Physical Security: Quantum and Classical – Overview

Lecturers:
Ulrich Rührmair
Harald Weinfurter

Credits: 3 ECTS

Prerequisites: None

Time and place:

Thursdays, 4.00pm to 5.30pm. (Note: All lectures start by the full hour, not by 4.15pm). Due to the current public health situation, all lectures will be held via Zoom.

Any participants registered at the LMU course catalogue (“LSF”) will be provided with a Zoom link for every lecture via e-mail. Participants can enter the Zoom meetings already a few minutes before the lecture actually begins. If you encounter any problems registering, or any other issues or questions, please do not hesitate to get in touch with the two lecturers via e-mail.

zoom online link

Lecture Overview:

Over the last decades, cryptography and computer security have turned from predominantly military disciplines into scientific areas of high societal relevance: They protect the privacy of citizens, the internet, mobile communications, payment transactions, or safety-critical public infrastructures, among many other things.
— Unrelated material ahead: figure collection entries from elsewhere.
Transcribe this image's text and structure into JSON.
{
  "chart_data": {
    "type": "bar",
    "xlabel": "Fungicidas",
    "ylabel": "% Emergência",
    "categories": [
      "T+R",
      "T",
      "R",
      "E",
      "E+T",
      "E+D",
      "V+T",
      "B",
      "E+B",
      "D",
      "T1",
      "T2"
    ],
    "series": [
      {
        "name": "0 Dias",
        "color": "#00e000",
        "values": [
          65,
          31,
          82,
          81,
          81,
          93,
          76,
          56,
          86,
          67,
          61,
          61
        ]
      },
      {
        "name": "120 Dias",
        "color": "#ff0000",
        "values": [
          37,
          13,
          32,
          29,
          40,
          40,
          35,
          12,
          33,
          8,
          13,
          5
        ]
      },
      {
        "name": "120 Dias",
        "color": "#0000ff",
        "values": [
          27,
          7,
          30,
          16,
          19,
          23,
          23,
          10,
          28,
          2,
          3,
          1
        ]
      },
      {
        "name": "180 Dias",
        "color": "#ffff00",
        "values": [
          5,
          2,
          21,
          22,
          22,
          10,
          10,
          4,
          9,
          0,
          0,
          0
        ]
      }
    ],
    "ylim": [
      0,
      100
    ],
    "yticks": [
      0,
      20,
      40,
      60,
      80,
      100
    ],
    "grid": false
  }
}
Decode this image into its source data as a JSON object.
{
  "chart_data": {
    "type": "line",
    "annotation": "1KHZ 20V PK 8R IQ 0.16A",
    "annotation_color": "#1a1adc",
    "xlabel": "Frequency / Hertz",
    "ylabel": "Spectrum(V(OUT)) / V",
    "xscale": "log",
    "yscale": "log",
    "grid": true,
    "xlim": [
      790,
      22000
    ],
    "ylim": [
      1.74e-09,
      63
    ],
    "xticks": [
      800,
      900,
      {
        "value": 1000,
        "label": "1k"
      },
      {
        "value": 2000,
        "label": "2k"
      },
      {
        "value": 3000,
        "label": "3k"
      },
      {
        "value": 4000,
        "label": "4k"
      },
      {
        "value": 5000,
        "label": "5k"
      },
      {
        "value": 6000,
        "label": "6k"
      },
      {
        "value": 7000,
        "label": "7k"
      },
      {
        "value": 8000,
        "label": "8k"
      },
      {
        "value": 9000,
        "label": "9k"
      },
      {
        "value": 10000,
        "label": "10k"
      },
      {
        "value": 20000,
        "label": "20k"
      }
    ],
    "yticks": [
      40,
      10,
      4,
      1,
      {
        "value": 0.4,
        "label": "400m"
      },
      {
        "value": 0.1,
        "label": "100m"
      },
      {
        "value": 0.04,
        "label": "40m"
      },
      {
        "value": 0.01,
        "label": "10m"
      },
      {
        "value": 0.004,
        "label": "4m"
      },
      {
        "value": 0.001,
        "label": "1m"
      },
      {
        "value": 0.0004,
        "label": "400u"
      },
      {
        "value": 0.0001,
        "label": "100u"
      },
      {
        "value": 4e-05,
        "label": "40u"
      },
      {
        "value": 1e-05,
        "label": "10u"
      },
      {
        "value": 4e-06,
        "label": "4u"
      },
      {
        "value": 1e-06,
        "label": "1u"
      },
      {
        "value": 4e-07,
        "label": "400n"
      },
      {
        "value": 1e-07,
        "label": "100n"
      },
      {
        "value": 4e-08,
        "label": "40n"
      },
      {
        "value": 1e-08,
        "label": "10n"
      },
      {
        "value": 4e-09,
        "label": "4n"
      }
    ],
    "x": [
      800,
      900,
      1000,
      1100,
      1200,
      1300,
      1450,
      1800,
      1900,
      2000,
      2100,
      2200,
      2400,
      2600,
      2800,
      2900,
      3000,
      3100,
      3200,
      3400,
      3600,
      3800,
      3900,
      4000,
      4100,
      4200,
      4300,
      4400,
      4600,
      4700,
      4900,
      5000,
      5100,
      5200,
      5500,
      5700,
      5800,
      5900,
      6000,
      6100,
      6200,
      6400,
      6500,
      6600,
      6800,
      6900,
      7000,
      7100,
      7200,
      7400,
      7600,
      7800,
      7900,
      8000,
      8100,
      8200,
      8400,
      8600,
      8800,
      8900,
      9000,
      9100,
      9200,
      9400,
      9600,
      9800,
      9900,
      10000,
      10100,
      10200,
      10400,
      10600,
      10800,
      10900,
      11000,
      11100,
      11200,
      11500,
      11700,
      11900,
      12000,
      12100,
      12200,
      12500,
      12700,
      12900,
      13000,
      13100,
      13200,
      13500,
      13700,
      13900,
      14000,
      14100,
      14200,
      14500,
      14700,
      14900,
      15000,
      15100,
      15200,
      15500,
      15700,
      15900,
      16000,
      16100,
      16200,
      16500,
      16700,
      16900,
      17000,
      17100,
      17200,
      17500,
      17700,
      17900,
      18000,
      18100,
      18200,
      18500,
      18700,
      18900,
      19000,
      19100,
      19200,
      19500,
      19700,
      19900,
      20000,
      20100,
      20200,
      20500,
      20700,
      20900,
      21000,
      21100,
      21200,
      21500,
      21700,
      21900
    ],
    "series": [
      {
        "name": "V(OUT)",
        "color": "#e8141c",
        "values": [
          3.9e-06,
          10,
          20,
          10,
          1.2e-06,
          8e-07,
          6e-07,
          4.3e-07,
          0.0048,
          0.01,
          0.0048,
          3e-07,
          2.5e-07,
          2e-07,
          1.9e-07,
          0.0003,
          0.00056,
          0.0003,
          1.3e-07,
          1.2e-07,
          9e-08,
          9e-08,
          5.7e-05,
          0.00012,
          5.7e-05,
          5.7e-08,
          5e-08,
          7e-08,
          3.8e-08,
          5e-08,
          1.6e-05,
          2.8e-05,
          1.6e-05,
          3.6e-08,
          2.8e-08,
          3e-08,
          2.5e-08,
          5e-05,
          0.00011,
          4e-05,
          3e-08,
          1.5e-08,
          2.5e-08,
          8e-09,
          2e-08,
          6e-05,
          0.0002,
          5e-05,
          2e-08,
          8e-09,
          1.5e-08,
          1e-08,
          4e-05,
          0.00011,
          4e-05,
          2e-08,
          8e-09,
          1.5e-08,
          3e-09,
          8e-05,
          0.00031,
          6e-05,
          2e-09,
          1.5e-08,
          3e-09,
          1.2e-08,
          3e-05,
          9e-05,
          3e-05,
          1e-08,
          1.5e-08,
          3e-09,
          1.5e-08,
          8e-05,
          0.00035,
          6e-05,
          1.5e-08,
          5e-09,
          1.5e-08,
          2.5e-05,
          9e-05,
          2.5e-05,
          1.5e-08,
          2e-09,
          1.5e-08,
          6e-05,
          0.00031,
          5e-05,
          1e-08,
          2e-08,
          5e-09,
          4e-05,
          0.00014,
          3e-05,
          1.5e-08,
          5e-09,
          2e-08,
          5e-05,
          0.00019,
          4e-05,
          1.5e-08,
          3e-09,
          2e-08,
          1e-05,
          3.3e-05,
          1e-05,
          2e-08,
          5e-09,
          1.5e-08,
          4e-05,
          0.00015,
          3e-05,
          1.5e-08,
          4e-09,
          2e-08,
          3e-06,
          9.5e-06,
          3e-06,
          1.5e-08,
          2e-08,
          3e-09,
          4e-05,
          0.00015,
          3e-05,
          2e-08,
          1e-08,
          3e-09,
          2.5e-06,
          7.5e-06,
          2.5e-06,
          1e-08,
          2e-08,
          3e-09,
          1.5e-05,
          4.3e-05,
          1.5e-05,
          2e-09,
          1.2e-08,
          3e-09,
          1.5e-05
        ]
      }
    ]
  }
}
Our lecture will show how the exploitation of well-known physical phenomena – both quantum and classical – can help us in constructing new cryptographic schemes and computer hardware with improved security features.

Two exemplary mechanisms we will discuss in detail include, firstly, quantum cryptography, in which the uncertainty principle and no-cloning theorem are exploited to create provable cryptographic security. And, secondly, so-called physical unclonable functions (PUFs), which employ the classical phenomenon of nanometer-scale disorder in order to derive unique and unforgeable fingerprints of physical objects and electronic hardware.

Our lecture will be self-contained, starting with a brief introduction to standard cryptography. It will include some of the latest research results in the fields of quantum cryptography and of PUFs.

Literature:

• Roel Maes: Physically Unclonable Functions: Constructions, Properties and Applications. Springer, 2013.
• Christian Wachsmann, Ahmad-Reza Sadeghi: Physically Unclonable Functions (PUFs): Applications, Models, and Future Directions. Morgan & Claypool, 2014.
• Christof Paar, Jan Pelzl: Understanding Cryptography: A Textbook for Students and Practitioners.
  Springer, English 2010
  German 2016